Notre groupe votera contre ce budget qui ne trouve son équilibre qu’au travers d’un recours à la fiscalité et à l’accroissement de la dette.
Défaut de légalité : Le Conseil du 29 janvier reporté
La Chambre Régionale des Comptes a, dans son courrier du 15 janvier 2010, demandé à l’éxécutif de la Métro, et son Président Didier Migaud, de porter à connaissance des élus délégués communautaires le rapport définitif de la Chambre afin qu’un débat puisse avoir lieu. Des règles trés strictes, édictées par le Code des Juridictions Financières, imposent une inscription du rapport à l’ordre du jour de la séance suivant la notification du rapport. Celui-ci doit être joint à la convocation.

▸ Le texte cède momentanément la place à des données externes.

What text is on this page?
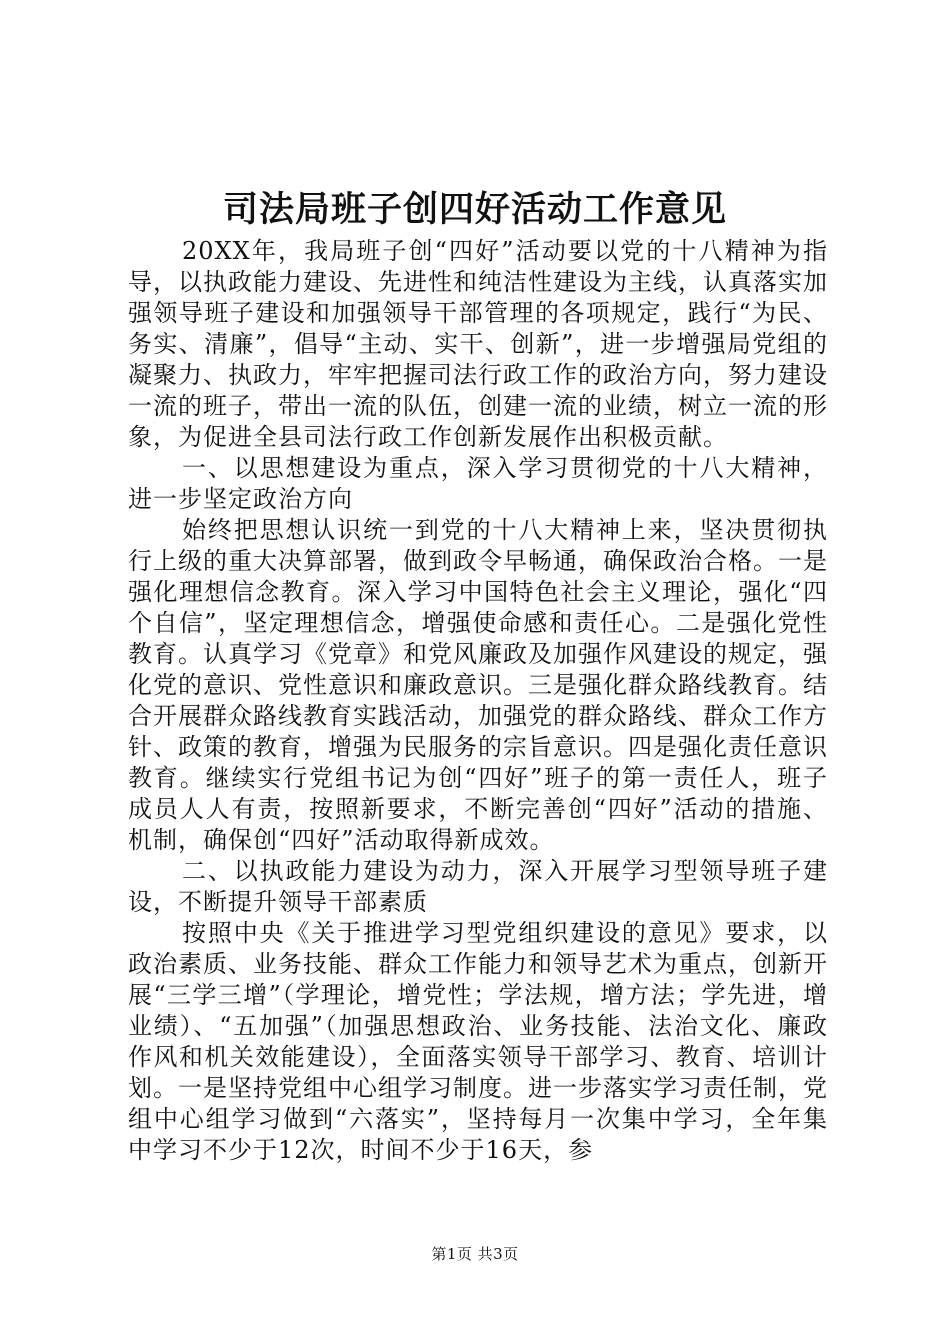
司法局班子创四好活动工作意见

20XX年，我局班子创“四好”活动要以党的十八精神为指导，以执政能力建设、先进性和纯洁性建设为主线，认真落实加强领导班子建设和加强领导干部管理的各项规定，践行“为民、务实、清廉”，倡导“主动、实干、创新”，进一步增强局党组的凝聚力、执政力，牢牢把握司法行政工作的政治方向，努力建设一流的班子，带出一流的队伍，创建一流的业绩，树立一流的形象，为促进全县司法行政工作创新发展作出积极贡献。

一、以思想建设为重点，深入学习贯彻党的十八大精神，进一步坚定政治方向

始终把思想认识统一到党的十八大精神上来，坚决贯彻执行上级的重大决算部署，做到政令早畅通，确保政治合格。一是强化理想信念教育。深入学习中国特色社会主义理论，强化“四个自信”，坚定理想信念，增强使命感和责任心。二是强化党性教育。认真学习《党章》和党风廉政及加强作风建设的规定，强化党的意识、党性意识和廉政意识。三是强化群众路线教育。结合开展群众路线教育实践活动，加强党的群众路线、群众工作方针、政策的教育，增强为民服务的宗旨意识。四是强化责任意识教育。继续实行党组书记为创“四好”班子的第一责任人，班子成员人人有责，按照新要求，不断完善创“四好”活动的措施、机制，确保创“四好”活动取得新成效。

二、以执政能力建设为动力，深入开展学习型领导班子建设，不断提升领导干部素质

按照中央《关于推进学习型党组织建设的意见》要求，以政治素质、业务技能、群众工作能力和领导艺术为重点，创新开展“三学三增”（学理论，增党性；学法规，增方法；学先进，增业绩）、“五加强”（加强思想政治、业务技能、法治文化、廉政作风和机关效能建设），全面落实领导干部学习、教育、培训计划。一是坚持党组中心组学习制度。进一步落实学习责任制，党组中心组学习做到“六落实”，坚持每月一次集中学习，全年集中学习不少于12次，时间不少于16天，参

第1页 共3页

Or, ces règles n’ont pas été respéctées. Ni inscription à l’ordre du jour, ni transmission avec la convocation aux délégués communautaires, autant d’erreurs qui ne permettaient pas aux élus de débattre en connaissance de cause de ce rapport après sa présentation officielle par le Président de la Métro en assemblée.
Michel Savin, Président du Groupe Métro-Alternatives a demandé à ce que les règles soient respectées et donc que le Conseil qui devait avoir lieu le 29 janvier soit reporté afin de permettre de « réparer » ces erreurs.
Le Président Migaud, reconnaissant que la procédure n’avait pas été respectée a reporté la séance au 12 février prochain. Au cours de cette séance le Rapport de la Chambre Régionale des Comptes fera l’objet d’une présentation et d’un débat, au cours duquel les membres de Métro-Alternatives ne manqueront pas d’intervenir, tant le contenu du rapport mérite d’être évoqué. Il sera également question du budget 2010 et de la Directive Territoriale d’Aménagement des Alpes du Nord, DTA.